Time swelled. It was probably only one or two seconds, but the harrowing moment pressed air from her lungs, bled light from her vision. It seemed to last forever, that unblinking stare between two guns not ten feet apart, one trembling and the other steady.
A noise. Shouts. Clattering voices. Then running feet, what sounded like a thudding herd from the entry hall behind them. Eva’s eyes lifted in terror.
Jerome’s head swung to see.
“Drop it, boy!”
Eva jerked, her entire body twisting to get free, but Wallace reclutched, cinching his forearm like a rope across her ribs. With a powerful heave she seized his hand, pulling it and the gun into her stomach. She gave a terrible shriek.
A blur of motion. The shatter of a gunshot. A starburst of blood.
Eva and Wallace jackknifed together. They doubled over, Eva folded inside his crumpling body. They fell as one to the carpet.
CHAPTER 32
Fury struck Julia, knocking her sideways. She stumbled hard against the corner of the living room portal and fell. Austen disappeared into the hallway, his head cracking against the wainscoting. Three cops swarmed past her, sticks already raised. One hit Jerome’s jaw, bouncing his head back in a spray of blood and sweat. The gun skipped away across the carpet as Jerome collapsed beneath the frenzy of blows. Grunting with exertion, one of the cops drove his boot into his belly. His mouth yawned wide—pink and wet and silent.

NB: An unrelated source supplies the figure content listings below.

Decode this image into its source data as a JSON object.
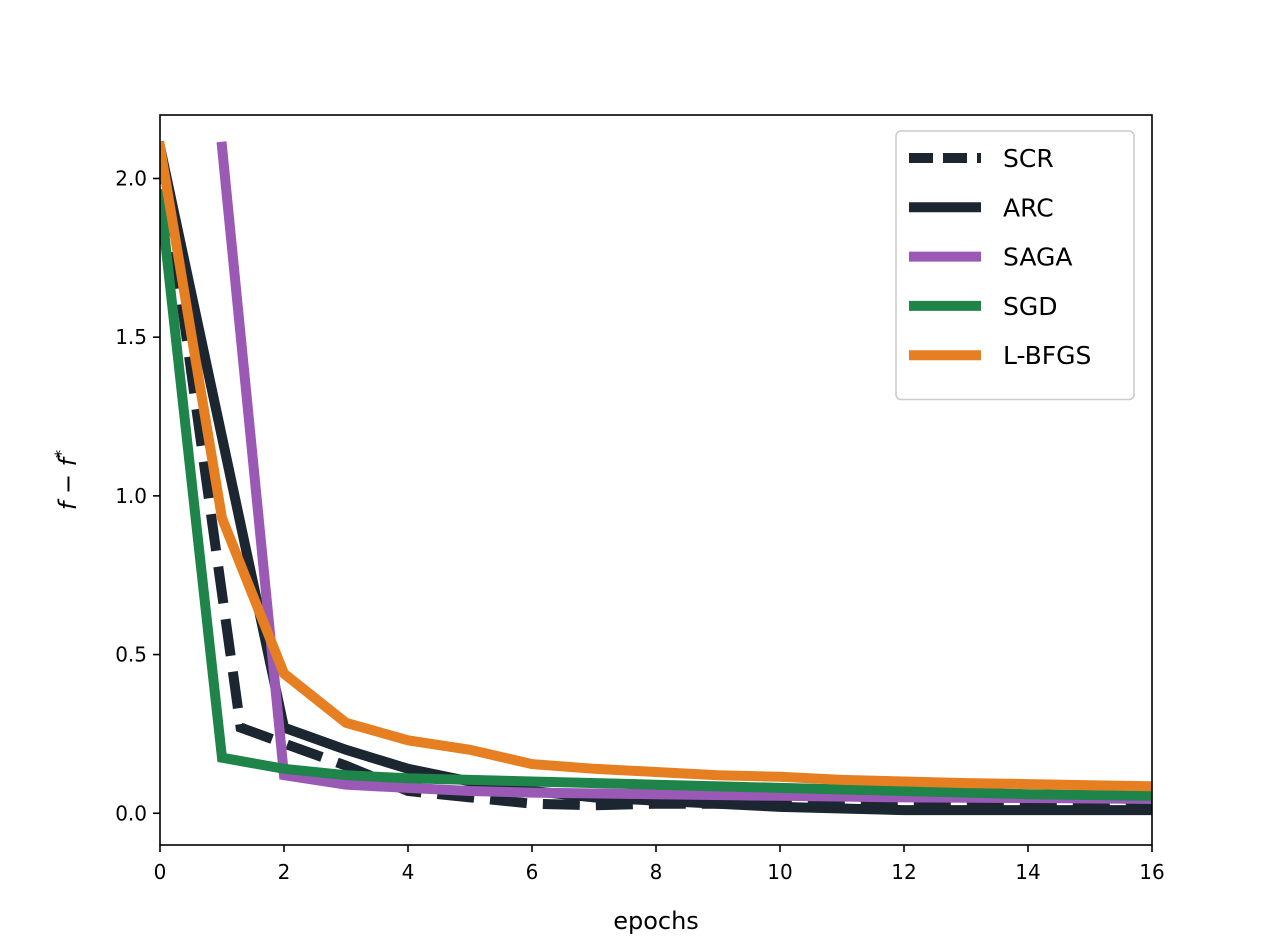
{
  "chart_data": {
    "type": "line",
    "title": "",
    "xlabel": "epochs",
    "ylabel": "f − f*",
    "xlim": [
      0,
      16
    ],
    "ylim": [
      -0.1,
      2.2
    ],
    "xticks": [
      0,
      2,
      4,
      6,
      8,
      10,
      12,
      14,
      16
    ],
    "xtick_labels": [
      "0",
      "2",
      "4",
      "6",
      "8",
      "10",
      "12",
      "14",
      "16"
    ],
    "yticks": [
      0.0,
      0.5,
      1.0,
      1.5,
      2.0
    ],
    "ytick_labels": [
      "0.0",
      "0.5",
      "1.0",
      "1.5",
      "2.0"
    ],
    "grid": false,
    "legend_position": "top-right",
    "series": [
      {
        "name": "SCR",
        "color": "#1b2631",
        "dash": true,
        "x": [
          0,
          1.3,
          2,
          3,
          4,
          5,
          6,
          7,
          8,
          10,
          12,
          14,
          16
        ],
        "y": [
          2.1,
          0.27,
          0.22,
          0.15,
          0.07,
          0.05,
          0.03,
          0.025,
          0.03,
          0.03,
          0.03,
          0.03,
          0.03
        ]
      },
      {
        "name": "ARC",
        "color": "#1b2631",
        "dash": false,
        "x": [
          0,
          2,
          3,
          4,
          5,
          6,
          7,
          8,
          10,
          12,
          14,
          16
        ],
        "y": [
          2.1,
          0.27,
          0.2,
          0.14,
          0.1,
          0.07,
          0.05,
          0.04,
          0.02,
          0.01,
          0.01,
          0.01
        ]
      },
      {
        "name": "SAGA",
        "color": "#9b59b6",
        "dash": false,
        "x": [
          1,
          2,
          3,
          4,
          5,
          6,
          8,
          10,
          12,
          14,
          16
        ],
        "y": [
          2.1,
          0.12,
          0.09,
          0.08,
          0.07,
          0.065,
          0.06,
          0.055,
          0.05,
          0.048,
          0.045
        ]
      },
      {
        "name": "SGD",
        "color": "#1e8449",
        "dash": false,
        "x": [
          0,
          1,
          2,
          3,
          4,
          5,
          6,
          8,
          10,
          12,
          14,
          16
        ],
        "y": [
          1.95,
          0.175,
          0.14,
          0.12,
          0.11,
          0.105,
          0.1,
          0.09,
          0.08,
          0.07,
          0.06,
          0.055
        ]
      },
      {
        "name": "L-BFGS",
        "color": "#e67e22",
        "dash": false,
        "x": [
          0,
          1,
          2,
          3,
          4,
          5,
          6,
          7,
          8,
          9,
          10,
          11,
          12,
          13,
          14,
          15,
          16
        ],
        "y": [
          2.1,
          0.93,
          0.44,
          0.285,
          0.23,
          0.2,
          0.155,
          0.14,
          0.13,
          0.12,
          0.115,
          0.105,
          0.1,
          0.095,
          0.092,
          0.088,
          0.085
        ]
      }
    ]
  }
}
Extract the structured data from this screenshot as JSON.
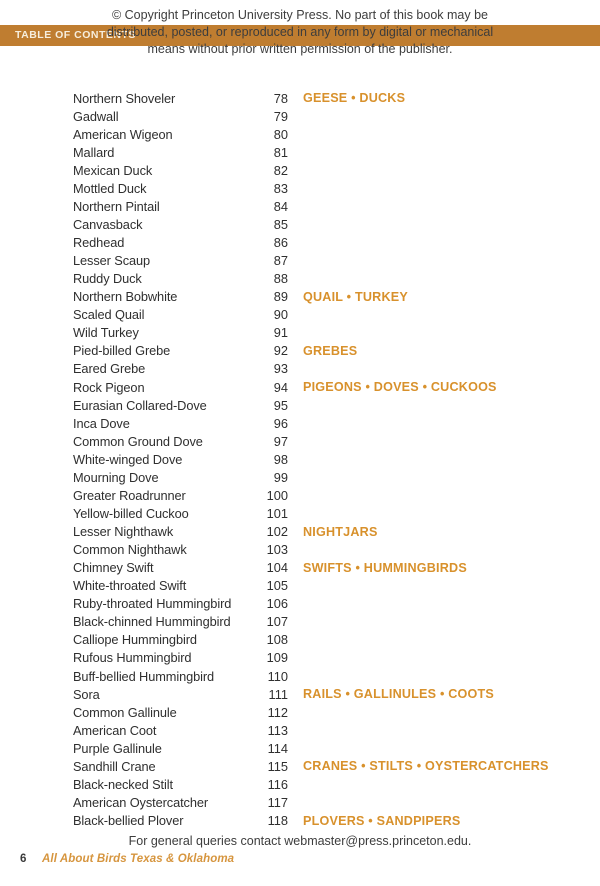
{
  "copyright_overlay": {
    "line1": "© Copyright Princeton University Press. No part of this book may be",
    "line2": "distributed, posted, or reproduced in any form by digital or mechanical",
    "line3": "means without prior written permission of the publisher."
  },
  "header": {
    "banner_label": "TABLE OF CONTENTS"
  },
  "toc": {
    "entries": [
      {
        "name": "Northern Shoveler",
        "page": "78",
        "category": "GEESE • DUCKS"
      },
      {
        "name": "Gadwall",
        "page": "79",
        "category": ""
      },
      {
        "name": "American Wigeon",
        "page": "80",
        "category": ""
      },
      {
        "name": "Mallard",
        "page": "81",
        "category": ""
      },
      {
        "name": "Mexican Duck",
        "page": "82",
        "category": ""
      },
      {
        "name": "Mottled Duck",
        "page": "83",
        "category": ""
      },
      {
        "name": "Northern Pintail",
        "page": "84",
        "category": ""
      },
      {
        "name": "Canvasback",
        "page": "85",
        "category": ""
      },
      {
        "name": "Redhead",
        "page": "86",
        "category": ""
      },
      {
        "name": "Lesser Scaup",
        "page": "87",
        "category": ""
      },
      {
        "name": "Ruddy Duck",
        "page": "88",
        "category": ""
      },
      {
        "name": "Northern Bobwhite",
        "page": "89",
        "category": "QUAIL • TURKEY"
      },
      {
        "name": "Scaled Quail",
        "page": "90",
        "category": ""
      },
      {
        "name": "Wild Turkey",
        "page": "91",
        "category": ""
      },
      {
        "name": "Pied-billed Grebe",
        "page": "92",
        "category": "GREBES"
      },
      {
        "name": "Eared Grebe",
        "page": "93",
        "category": ""
      },
      {
        "name": "Rock Pigeon",
        "page": "94",
        "category": "PIGEONS • DOVES • CUCKOOS"
      },
      {
        "name": "Eurasian Collared-Dove",
        "page": "95",
        "category": ""
      },
      {
        "name": "Inca Dove",
        "page": "96",
        "category": ""
      },
      {
        "name": "Common Ground Dove",
        "page": "97",
        "category": ""
      },
      {
        "name": "White-winged Dove",
        "page": "98",
        "category": ""
      },
      {
        "name": "Mourning Dove",
        "page": "99",
        "category": ""
      },
      {
        "name": "Greater Roadrunner",
        "page": "100",
        "category": ""
      },
      {
        "name": "Yellow-billed Cuckoo",
        "page": "101",
        "category": ""
      },
      {
        "name": "Lesser Nighthawk",
        "page": "102",
        "category": "NIGHTJARS"
      },
      {
        "name": "Common Nighthawk",
        "page": "103",
        "category": ""
      },
      {
        "name": "Chimney Swift",
        "page": "104",
        "category": "SWIFTS • HUMMINGBIRDS"
      },
      {
        "name": "White-throated Swift",
        "page": "105",
        "category": ""
      },
      {
        "name": "Ruby-throated Hummingbird",
        "page": "106",
        "category": ""
      },
      {
        "name": "Black-chinned Hummingbird",
        "page": "107",
        "category": ""
      },
      {
        "name": "Calliope Hummingbird",
        "page": "108",
        "category": ""
      },
      {
        "name": "Rufous Hummingbird",
        "page": "109",
        "category": ""
      },
      {
        "name": "Buff-bellied Hummingbird",
        "page": "110",
        "category": ""
      },
      {
        "name": "Sora",
        "page": "111",
        "category": "RAILS • GALLINULES • COOTS"
      },
      {
        "name": "Common Gallinule",
        "page": "112",
        "category": ""
      },
      {
        "name": "American Coot",
        "page": "113",
        "category": ""
      },
      {
        "name": "Purple Gallinule",
        "page": "114",
        "category": ""
      },
      {
        "name": "Sandhill Crane",
        "page": "115",
        "category": "CRANES • STILTS • OYSTERCATCHERS"
      },
      {
        "name": "Black-necked Stilt",
        "page": "116",
        "category": ""
      },
      {
        "name": "American Oystercatcher",
        "page": "117",
        "category": ""
      },
      {
        "name": "Black-bellied Plover",
        "page": "118",
        "category": "PLOVERS • SANDPIPERS"
      }
    ]
  },
  "footer": {
    "query_line": "For general queries contact webmaster@press.princeton.edu.",
    "page_number": "6",
    "book_title": "All About Birds Texas & Oklahoma"
  },
  "colors": {
    "banner_orange": "#bf7d30",
    "category_orange": "#d8912c",
    "footer_title_orange": "#d6953e",
    "text_dark": "#2f2f2f"
  }
}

“Stop!” Julia had never heard herself scream. Her ears rang with the terrible sound. “Stop!”
She tried to crawl toward the melee, but a cop shoved her away. She clawed at his arm. She’d have bitten it if she could. “Stop!”
Another gripped her shoulders, pulling her back. “Calm down, lady! You’re safe now.”
She tried to twist free. “No! Stop!”
Austen’s voice from somewhere echoed her, before he was violently sick.
The pounding gradually stopped. She squirmed free of the cop’s grasp.
Time shimmered like light on a hot horizon. Two minutes? Ten? An hour? Julia pulled herself upright onto hands and knees. She saw only carpet. Every breath brought the hot reek of blood. Voices hummed and spiked. She remained on all fours, head down, waiting for her throat and her stomach to unclench.
She lifted her head and sat back on her heels. Austen was upright, barely, his face in his hands. He staggered into the hall.
A few feet away, Jerome was propped against the other side of the portal. His eyes were tightly shut. Chin lolling above his chest, he was groaning. His shirt was splattered with blood, and a stream of pink saliva oozed from his mouth. His wrists were shackled behind his back.
“It wasn’t him.” Julia’s words were hoarse and muzzy.
“Let us figure out what happened here, Miss Kydd.”